2. Pouvoir judiciaire.

L’existence d’un tel pouvoir ne saurait être contestée que par ceux qui dénient, à l’Église le caractère de société parfaite ; ce droit est la conséquence naturelle du pouvoir législatif. Dès là qu’une société est investie du droit de porter des lois, elle est par le fait même obligée de juger. Une première forme de jugement est celle qu’on peut appeler la forme répressive ou pénale. Dès qu’une loi portée par l’autorité supérieure est transgressée, il y a lieu de punir ou de réprimer l’auteur de la transgression. Sommaire ou compliquée, expéditive ou prolongée, une procédure est nécessaire, qui montre d’abord la culpabilité de l’accusé, que lui applique ensuite la sentence convenable. Une seconde forme de jugement est celle que l’on peut appeler contentieuse. De leur nature les lois sont générales, elles ne peuvent viser la complexité de cas particuliers ; une déclaration de l’autorité sociale est nécessaire pour montrer quelle loi, ou quelle combinaison de textes /égislatifs, doit jouer dans un cas déterminé. Les lois sont multiples, elles peuvent se trouver, à un moment déterminé, en conflit apparent ; il y a lieu de trancher le différend qui semble ainsi s’élever. Les sociétés, même imparfaites, sont déjà amenées par la force des choses à ébaucher, pour leur usage privé, un commencement d’organisation judiciaire. Un syndicat, un club, comme il a ses lois, a ses tribunaux spéciaux, au besoin son jury ; comment l’Église, société parfaite, n’aurait-elle pas songé dès le début de son existence à organiser, en son sein, une administration judiciaire’?

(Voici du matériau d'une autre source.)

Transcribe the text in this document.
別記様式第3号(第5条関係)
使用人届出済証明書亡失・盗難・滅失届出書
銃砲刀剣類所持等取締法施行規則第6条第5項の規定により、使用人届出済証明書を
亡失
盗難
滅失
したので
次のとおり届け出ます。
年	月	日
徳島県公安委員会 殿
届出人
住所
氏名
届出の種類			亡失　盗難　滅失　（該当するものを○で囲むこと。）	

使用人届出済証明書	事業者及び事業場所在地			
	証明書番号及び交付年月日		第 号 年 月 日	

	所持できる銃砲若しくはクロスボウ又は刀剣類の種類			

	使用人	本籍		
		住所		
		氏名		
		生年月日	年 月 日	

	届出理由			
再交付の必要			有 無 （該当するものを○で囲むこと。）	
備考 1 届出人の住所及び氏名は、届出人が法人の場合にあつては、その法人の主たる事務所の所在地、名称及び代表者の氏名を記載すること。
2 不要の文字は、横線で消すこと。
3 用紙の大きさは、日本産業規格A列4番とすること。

En fait dès les premières années de son existence, on lui voit rendre non seulement des jugements doctrinaux, mais de véritables sentences judiciaires. Le cas de saint Paul, condamnant à distance l’incestueux de Corinthe est le premier type d’un jugement pénal, I Cor., v, 1-5 ; la prescription qu’il fait aux néophytes de soumettre leurs différends à l’arbitrage de leurs frères et, sans doute, à celui des dirigeants de la communauté nous fournit un type de juridiction contentieuse, I Cor., vii, 1-8. L’histoire des conciles offrirait un nombre incalculable d’exemples de jugements ecclésiastiques ; les cas d’espèces, les questions de culpabilité de telle ou telle personne, les différends entre prélats, entre autorités ecclésiastiques et pouvoirs laïques qui se croient, à tort ou à raison, lésés par celles-ci, les contestations mêmes entre laïques sur des points qui touchent de près ou de loin aux questions religieuses, tout cela a tenu dans les assemblées ecclésiastiques, imposantes ou restreintes, une place beaucoup plus considérable que les décisions doctrinales, morales ou disciplinaires. Les conciles furent, dans le passé, des assemblées judiciaires autant et plus que des assemblées législatives.